To elaborate on my previous post (I was posting from my phone), I think it is you who is misunderstanding something about my analogy.
Everyone in the car has a hand on the wheel. The DM may be a 400 lb gorilla, and thereby impossible to be overpower but that doesn't mean that the passengers aren't trying to turn the wheel one way or the other.
If a player tries to take the "there are elves here" exit and the DM forces the car down the "there are no elves here" exit instead, the player has forced a change in the narrative. Whereas before they were Schrodinger's elves, now they are now the elves of null. It may not have been the change the player desired, but it is a change brought about by the player nonetheless. We know something now within the game that we didn't know before. Even the DM can't retcon it down the road without making a mess.
Plenty of mechanics give players narrative control. If I have my fighter attack an orc, the combat rules give me that control. I may or may not succeed, but I've changed the narrative just by trying. Of course, the DM can tell me that I can't attack the orc, but he should have a darn good reason or he's being arbitrary.

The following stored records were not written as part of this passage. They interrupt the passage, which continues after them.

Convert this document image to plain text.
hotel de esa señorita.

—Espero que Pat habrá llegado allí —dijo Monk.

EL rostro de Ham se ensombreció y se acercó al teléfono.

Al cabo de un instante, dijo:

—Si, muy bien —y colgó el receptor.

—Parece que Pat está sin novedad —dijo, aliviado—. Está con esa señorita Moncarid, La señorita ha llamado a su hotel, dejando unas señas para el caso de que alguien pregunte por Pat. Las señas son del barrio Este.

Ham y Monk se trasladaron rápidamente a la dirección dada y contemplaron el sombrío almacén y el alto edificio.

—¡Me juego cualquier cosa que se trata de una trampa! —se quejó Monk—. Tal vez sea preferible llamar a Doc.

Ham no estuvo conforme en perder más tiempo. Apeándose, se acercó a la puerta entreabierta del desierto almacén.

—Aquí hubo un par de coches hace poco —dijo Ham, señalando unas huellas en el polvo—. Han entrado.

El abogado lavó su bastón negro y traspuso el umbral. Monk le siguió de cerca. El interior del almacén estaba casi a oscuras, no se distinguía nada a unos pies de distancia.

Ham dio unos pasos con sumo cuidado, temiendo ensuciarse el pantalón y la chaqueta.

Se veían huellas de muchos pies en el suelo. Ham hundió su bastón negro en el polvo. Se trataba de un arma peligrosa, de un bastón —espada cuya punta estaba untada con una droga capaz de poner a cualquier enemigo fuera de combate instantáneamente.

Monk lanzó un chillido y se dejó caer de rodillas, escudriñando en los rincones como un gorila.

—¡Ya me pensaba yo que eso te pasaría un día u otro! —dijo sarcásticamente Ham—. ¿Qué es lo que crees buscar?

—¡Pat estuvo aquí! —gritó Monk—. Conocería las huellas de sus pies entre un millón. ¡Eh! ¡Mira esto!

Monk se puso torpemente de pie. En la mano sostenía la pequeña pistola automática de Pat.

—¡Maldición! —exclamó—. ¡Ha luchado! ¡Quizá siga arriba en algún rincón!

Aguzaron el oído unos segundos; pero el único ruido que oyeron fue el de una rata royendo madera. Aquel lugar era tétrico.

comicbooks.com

Even the DM doesn't have total narrative control. He has veto power, but if my magic user casts magic missile and the DM tells me that my auto-hit magic missiles missed, he'd better have a good reason for vetoing my narrative control. I should be able to make a spellcraft check to determine that my target is protected by a Shield spell, or that it has magic resistance. If my DM's justification is "just because I felt like it" he's cheating and his players have a right to feel slighted.

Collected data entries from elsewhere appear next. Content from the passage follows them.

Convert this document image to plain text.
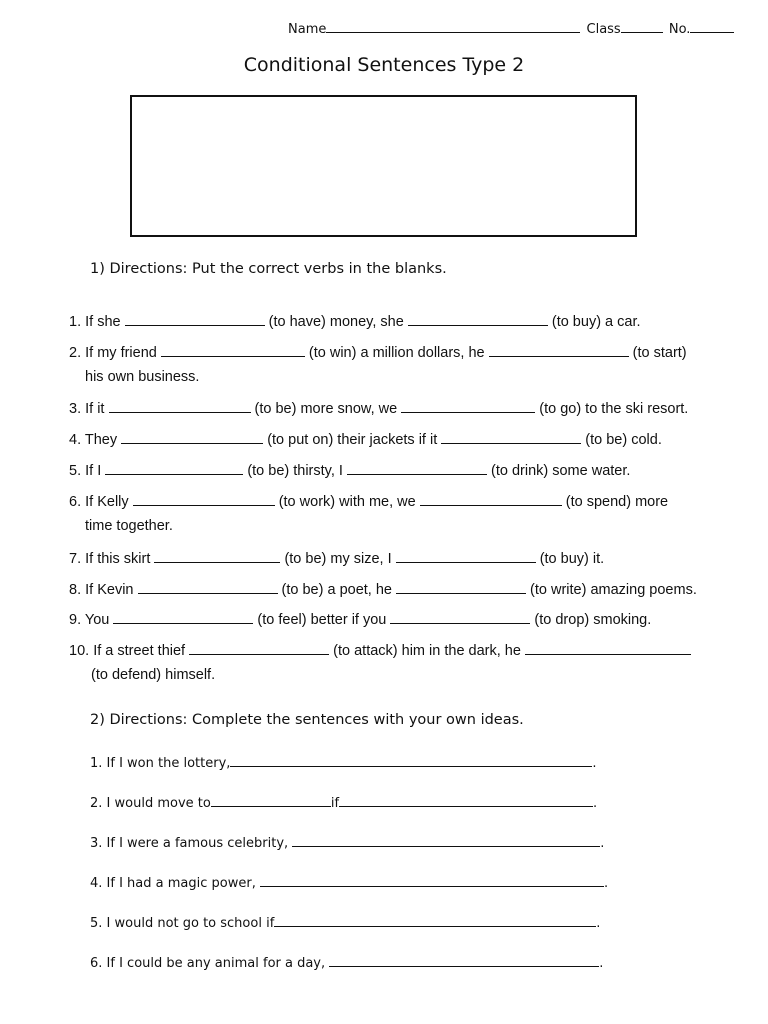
Name	Class	No.
Conditional Sentences Type 2
1) Directions: Put the correct verbs in the blanks.
1. If she	(to have) money, she	(to buy) a car.
2. If my friend	(to win) a million dollars, he	(to start)
his own business.
3. If it	(to be) more snow, we	(to go) to the ski resort.
4. They	(to put on) their jackets if it	(to be) cold.
5. If I	(to be) thirsty, I	(to drink) some water.
6. If Kelly	(to work) with me, we	(to spend) more
time together.
7. If this skirt	(to be) my size, I	(to buy) it.
8. If Kevin	(to be) a poet, he	(to write) amazing poems.
9. You	(to feel) better if you	(to drop) smoking.
10. If a street thief	(to attack) him in the dark, he
(to defend) himself.
2) Directions: Complete the sentences with your own ideas.
1. If I won the lottery,	.
2. I would move to	if	.
3. If I were a famous celebrity,	.
4. If I had a magic power,	.
5. I would not go to school if	.
6. If I could be any animal for a day,	.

When you say that some players don't want narrative control, I think what you mean is that players don't want
total narrative control. I believe that's true most of the time. If it weren't, the DM's role would be fairly meaningless and the game wouldn't be much of a game. However, I think that the only time players exert no narrative control is when they are being passive observers.
There's a good amount of space between being the audience and being the DM's equal, and that's where I think most players fall. In my experience, players want to be able to contribute to the narrative without necessarily dictating it. I think that a good DM enables his players, without letting them walk all over him.